07/12/2008

Au petit bal du samedi soir.



Dès que le DJ avait mis « Love me today » sur la platine, Dédé avait foncé vers Josiane. Pour rien au monde il n’aurait voulu rater le premier slow avec elle. Cela faisait plus d’une heure qu’il attendait ce moment, en la regardant gesticuler sur des rocks, des salsas et autres musiques de sauvages.


Car pour Dédé, danser, mais danser sérieusement, c’était tenir une belle fille dans ses bras et s’agiter doucement d’un pied sur l’autre, sur des rythmes langoureux. C’était se balancer ensemble et échanger quelques phrases en prélude à un petit flirt; qui avec un peu de chance aboutirait à une nuit de plaisir, voire avec encore plus de chance, à une rencontre sérieuse. Une rencontre prometteuse de soirées tranquilles, sur un canapé confortable, en chaussons devant la télé, avec une femme à soi.


Mais pour en arriver là, il lui fallait chaque samedi soir, patienter pendant des heures au bar, un verre de bière à la main. Et bien souvent, lorsque la série de slows arrivait, il s’était mis dans un tel état, qu’à son approche les filles baissaient les yeux, ou se retournaient carrément afin d’éviter son haleine. Il ne lui restait plus alors, qu’à retourner s’en jeter une dernière, avant de rentrer chez lui, seul.


Mais ce soir là, dès qu’il avait aperçu sur la piste cette brunette pétillante, il avait fait vœu de sobriété et s’y était tenu. Lorsqu’il s’était présenté devant elle, d’un large sourire elle avait accepté l’invitation, puis elle s’était installée dans ses bras avec une aisance naturelle qui avait laissé notre Dédé tout décontenancé. De sorte que ne sachant plus quoi dire, intimidé, il s’était tu. C’est ainsi qu’elle échappa aux banalités d’usage, concernant l’endroit où elle habitait et la régularité avec laquelle elle fréquentait ce lieu.

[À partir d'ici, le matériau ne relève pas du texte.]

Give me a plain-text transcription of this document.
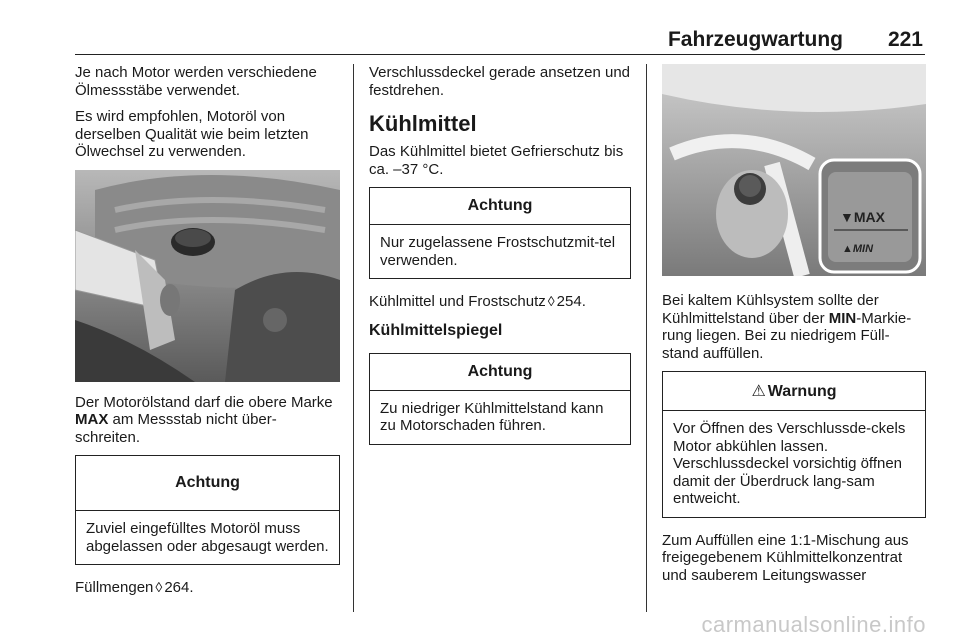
Fahrzeugwartung 221

Je nach Motor werden verschiedene Ölmessstäbe verwendet.

Es wird empfohlen, Motoröl von derselben Qualität wie beim letzten Ölwechsel zu verwenden.

Der Motorölstand darf die obere Marke MAX am Messstab nicht über-schreiten.

Achtung
Zuviel eingefülltes Motoröl muss abgelassen oder abgesaugt werden.

Füllmengen ◊ 264.

Verschlussdeckel gerade ansetzen und festdrehen.

Kühlmittel

Das Kühlmittel bietet Gefrierschutz bis ca. –37 °C.

Achtung
Nur zugelassene Frostschutzmit-tel verwenden.

Kühlmittel und Frostschutz ◊ 254.

Kühlmittelspiegel
Achtung
Zu niedriger Kühlmittelstand kann zu Motorschaden führen.
▼MAX
▲MIN

Bei kaltem Kühlsystem sollte der Kühlmittelstand über der MIN-Markie-rung liegen. Bei zu niedrigem Füll-stand auffüllen.

⚠ Warnung
Vor Öffnen des Verschlussde-ckels Motor abkühlen lassen. Verschlussdeckel vorsichtig öffnen damit der Überdruck lang-sam entweicht.

Zum Auffüllen eine 1:1-Mischung aus freigegebenem Kühlmittelkonzentrat und sauberem Leitungswasser

carmanualsonline.info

Dédé allait se livrer à ses habituelles oscillations apathiques, lorsqu’il sentit entre ses bras l’énergie communicative d’un corps ferme et tonic. Il recevait là quelque chose d’indéfinissable mais de précieux, qu’il devait à tout prix sauvegarder. Soudain conscient de ses responsabilités, il se mit à guider la danse avec conviction. Elle le suivait légère, il avançait porté par la musique. Sans trop savoir comment, il la fit tourner en se rappelant les toupies de son enfance. Lorsqu’elle revint tout contre lui, il ressentit avec une intensité inconnue, la présence d’une femme vibrante et généreuse. Tant d’émotions, c’était une grâce, un délice. C’était le plaisir subtil de la danse en couple.


Depuis, Dédé a appris la valse, le tango, la java, le rock et la salsa. Il a renoncé à la bière et n’a plus le temps de traîner autour du bar, car chaque samedi soir, dès qu’il entre sur la piste, toutes les filles se retournent sur lui.


Mais lui, il préfère inviter Josiane.